『今どこいる?』
「い、今は自分の家に‥」
『そのアカネって奴は?』
「ライブで、いないです‥」
『分かった。取り敢えずゆかり、一旦うちにいろ』
「‥はい‥‥へ?」
『もしかしたら顔もバレるかもしんねーだろ、テレビとかなんか来ちまったら大変なんじゃねーの。多分‥うちだったら分かんねえよな?疑ってるわけじゃねえけど‥色々心配だし、いやだから疑ってるわけじゃねえぞ?』

あ‥あれ‥?なんか考えていたことと違う、全然違う‥。繋心さんの忙しない言葉の数々に困惑する私の隣では怜奈がくふくふと頬っぺたに空気を入れてニヤニヤしていた。な、なんで人の電話に聞き耳立ててんの。いや、それよりもだ。私といた方が絶対に面倒臭い確立が上がってしまうのに、繋心さんはそんなリスクを承知の上で坂ノ下に来いって言ってるの?

「なんで、‥距離置きたいとか、そういうの何も思わないんですか、」
『‥なに、距離置きてえの?』
「違います!違うけど‥でも繋心さん、‥や、それどころか、おばさん達にも迷惑かけるかもしれないですよ‥」
『かければ?』
「へっ‥」
『こっちは迷惑なんて微塵も思っちゃいねーよ』

え、あ‥?そうなんだ‥?けろりとした言葉はあまりにも普通で、云々と悩んでいた自分がむしろ馬鹿みたいに思ってしまう。でも、でも。‥そんな煮え切らない私に対して痺れを切らしたのは隣にいた怜奈だった。ぱしりと私からiPhoneを奪い取ると、いつもの元気な声で繋心さんに話しかけ始めたのだ。

「もしもしコーチさんですか!」
『は?お、おう‥?って誰だよ!』
「ゆかりの友達です!助かります〜!是非そうしてください、よろしくお願いしまーす!」
『え、いや、どうも‥』

なにやってんのコイツ!ぽかんとしている私をちらりと見て、これでどうだ逃げられないぞ!とでも言いたげに舌を出して笑った。‥こういう時、天真爛漫でなんでも素直なタイプの人間にはだいぶ救われる。そうしてiPhoneを渡された後に、ちょっとお菓子買ってくる!と珍しく空気を読んだ彼女は、財布を掴むと軽い足取りで私の部屋から出て行ってしまった。

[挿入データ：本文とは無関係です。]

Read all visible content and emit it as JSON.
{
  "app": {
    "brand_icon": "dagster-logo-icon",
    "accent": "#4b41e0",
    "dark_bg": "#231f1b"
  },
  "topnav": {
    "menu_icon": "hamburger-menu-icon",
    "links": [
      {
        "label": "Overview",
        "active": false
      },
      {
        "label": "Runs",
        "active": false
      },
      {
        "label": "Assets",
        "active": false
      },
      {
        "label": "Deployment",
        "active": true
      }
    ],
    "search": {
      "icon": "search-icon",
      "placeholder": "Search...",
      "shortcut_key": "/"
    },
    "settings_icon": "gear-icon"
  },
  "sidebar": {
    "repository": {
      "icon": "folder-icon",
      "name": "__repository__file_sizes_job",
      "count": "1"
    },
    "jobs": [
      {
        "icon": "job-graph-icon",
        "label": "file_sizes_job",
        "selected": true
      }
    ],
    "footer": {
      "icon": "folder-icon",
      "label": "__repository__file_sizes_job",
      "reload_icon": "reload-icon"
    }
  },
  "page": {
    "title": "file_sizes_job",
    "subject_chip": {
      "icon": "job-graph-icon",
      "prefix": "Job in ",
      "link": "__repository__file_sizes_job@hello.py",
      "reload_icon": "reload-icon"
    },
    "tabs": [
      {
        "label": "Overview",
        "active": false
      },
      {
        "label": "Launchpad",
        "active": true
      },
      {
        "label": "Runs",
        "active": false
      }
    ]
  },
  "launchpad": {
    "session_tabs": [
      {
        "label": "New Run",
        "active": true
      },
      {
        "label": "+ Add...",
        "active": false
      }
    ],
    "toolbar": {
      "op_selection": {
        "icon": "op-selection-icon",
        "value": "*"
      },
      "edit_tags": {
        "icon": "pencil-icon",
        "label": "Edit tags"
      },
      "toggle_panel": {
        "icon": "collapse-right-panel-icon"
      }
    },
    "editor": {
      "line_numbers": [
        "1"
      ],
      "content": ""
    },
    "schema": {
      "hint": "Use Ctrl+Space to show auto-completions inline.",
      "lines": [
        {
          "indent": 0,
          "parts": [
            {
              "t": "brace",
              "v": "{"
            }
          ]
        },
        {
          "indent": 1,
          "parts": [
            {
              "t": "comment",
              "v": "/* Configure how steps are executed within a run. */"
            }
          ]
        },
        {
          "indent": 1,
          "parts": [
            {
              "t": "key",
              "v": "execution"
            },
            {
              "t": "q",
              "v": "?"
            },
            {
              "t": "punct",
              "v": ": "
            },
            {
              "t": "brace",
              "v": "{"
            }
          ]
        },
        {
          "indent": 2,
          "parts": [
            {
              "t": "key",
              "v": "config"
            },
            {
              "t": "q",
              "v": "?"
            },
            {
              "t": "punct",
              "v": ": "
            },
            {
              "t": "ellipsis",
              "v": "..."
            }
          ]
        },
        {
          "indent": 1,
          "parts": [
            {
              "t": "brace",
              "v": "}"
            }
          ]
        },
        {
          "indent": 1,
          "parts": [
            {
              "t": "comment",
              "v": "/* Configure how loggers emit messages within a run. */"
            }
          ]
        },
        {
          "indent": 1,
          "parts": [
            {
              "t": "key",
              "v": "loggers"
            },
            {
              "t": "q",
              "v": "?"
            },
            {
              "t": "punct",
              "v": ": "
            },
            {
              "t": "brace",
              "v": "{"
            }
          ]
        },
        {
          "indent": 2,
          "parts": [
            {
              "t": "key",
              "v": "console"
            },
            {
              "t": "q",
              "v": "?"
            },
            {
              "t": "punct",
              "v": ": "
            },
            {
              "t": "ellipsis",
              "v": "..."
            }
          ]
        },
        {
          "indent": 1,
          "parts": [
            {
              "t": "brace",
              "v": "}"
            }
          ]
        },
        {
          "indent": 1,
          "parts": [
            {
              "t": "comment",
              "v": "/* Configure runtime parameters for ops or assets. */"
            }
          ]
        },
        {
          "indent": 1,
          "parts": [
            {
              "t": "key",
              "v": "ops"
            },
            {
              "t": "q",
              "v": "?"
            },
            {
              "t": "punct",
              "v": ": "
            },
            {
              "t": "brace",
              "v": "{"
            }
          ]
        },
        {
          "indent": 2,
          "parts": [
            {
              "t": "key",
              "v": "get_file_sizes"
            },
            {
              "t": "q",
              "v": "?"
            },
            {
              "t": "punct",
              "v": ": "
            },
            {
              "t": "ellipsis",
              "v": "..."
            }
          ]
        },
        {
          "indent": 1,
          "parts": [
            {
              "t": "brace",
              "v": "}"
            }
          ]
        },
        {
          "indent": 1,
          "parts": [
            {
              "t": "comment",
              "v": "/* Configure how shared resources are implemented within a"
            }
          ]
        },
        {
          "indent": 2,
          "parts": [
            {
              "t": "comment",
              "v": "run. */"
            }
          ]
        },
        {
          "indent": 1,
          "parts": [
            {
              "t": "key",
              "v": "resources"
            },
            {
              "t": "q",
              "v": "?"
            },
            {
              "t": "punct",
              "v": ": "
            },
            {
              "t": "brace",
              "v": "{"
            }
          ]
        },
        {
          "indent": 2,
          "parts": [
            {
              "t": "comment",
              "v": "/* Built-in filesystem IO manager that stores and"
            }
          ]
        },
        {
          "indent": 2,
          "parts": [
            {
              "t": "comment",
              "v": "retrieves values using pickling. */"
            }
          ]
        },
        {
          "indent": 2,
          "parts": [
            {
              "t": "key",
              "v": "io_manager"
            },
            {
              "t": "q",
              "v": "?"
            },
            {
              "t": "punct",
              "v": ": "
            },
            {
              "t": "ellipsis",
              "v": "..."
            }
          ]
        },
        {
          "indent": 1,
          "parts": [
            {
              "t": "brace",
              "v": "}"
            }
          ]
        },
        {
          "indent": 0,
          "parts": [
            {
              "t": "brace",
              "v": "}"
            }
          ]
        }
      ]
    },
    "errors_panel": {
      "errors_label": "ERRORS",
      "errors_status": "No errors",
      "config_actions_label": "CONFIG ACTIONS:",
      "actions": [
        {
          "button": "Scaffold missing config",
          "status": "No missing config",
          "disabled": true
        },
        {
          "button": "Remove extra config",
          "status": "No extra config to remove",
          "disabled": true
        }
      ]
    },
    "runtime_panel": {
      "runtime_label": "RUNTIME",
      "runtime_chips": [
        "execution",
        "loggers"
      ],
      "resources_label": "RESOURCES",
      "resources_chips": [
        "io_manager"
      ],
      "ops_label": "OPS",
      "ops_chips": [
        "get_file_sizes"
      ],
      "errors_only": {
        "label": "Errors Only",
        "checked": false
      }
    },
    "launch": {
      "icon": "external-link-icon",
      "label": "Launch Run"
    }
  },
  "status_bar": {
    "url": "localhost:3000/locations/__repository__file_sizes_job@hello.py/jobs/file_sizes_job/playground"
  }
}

「ごめんなさい急に‥あの子いつもあんな感じなんで気にしないで‥」
『いや、全然。つかゆかりあんな愉快な友達いんの?意外だな、後でお礼言っといて』
「だいぶ煩かったですよね‥」
『けど、ちょっと安心した』
「繋心さん」
『ん?』
「すみません、‥ちょっとの間、お世話になってもいい、んですか‥?」
『大歓迎。部活終わったら迎え行くから、準備だけちゃんとしとけよ』

心が少しだけ軽くなったような気がする。そうして数分後、もう部活だからと一旦電話を切って大きく深呼吸をするともう一度朱袮の電話番号を開いた。‥今度こそ出てくれないだろうかとボタンを押したが、コールが途中で切れることはなくて電源を落とす。売れっ子の彼のことだ、きっと忙しいのかもしれない。もう一度電源をつけてすいすいと文字を入力して、ラインだけ送信をすると布団にiPhoneを投げ捨てた。

"朱袮、ニュースのこと話したいから電話して"

取り敢えず朱袮からは電話が来るのを待つしかない。心の拠り所とばかりに繋心さんの電話番号をぼんやり眺めていると、ぱたぱたと怜奈が戻ってくるような足音がしたが、中々扉のベルはならなかった。直後に「はー参った‥」という独り言。その声にどきりとして布団から飛び上がってしまう。まさか‥と思ったのも束の間、今度こそ聞き慣れたベルが鳴った。‥どうやら聞く話によると、自分自身のファンに追いかけ回されていたらしい。

「多分撒いた!だいじょぶ!」
「‥‥」

‥そうだった、怜奈も一応人気バンドのドラマーだったっけ。てへぺろを繰り出す彼女の顔を見て、繋心さんの言葉を伝える前に殴りたくなった。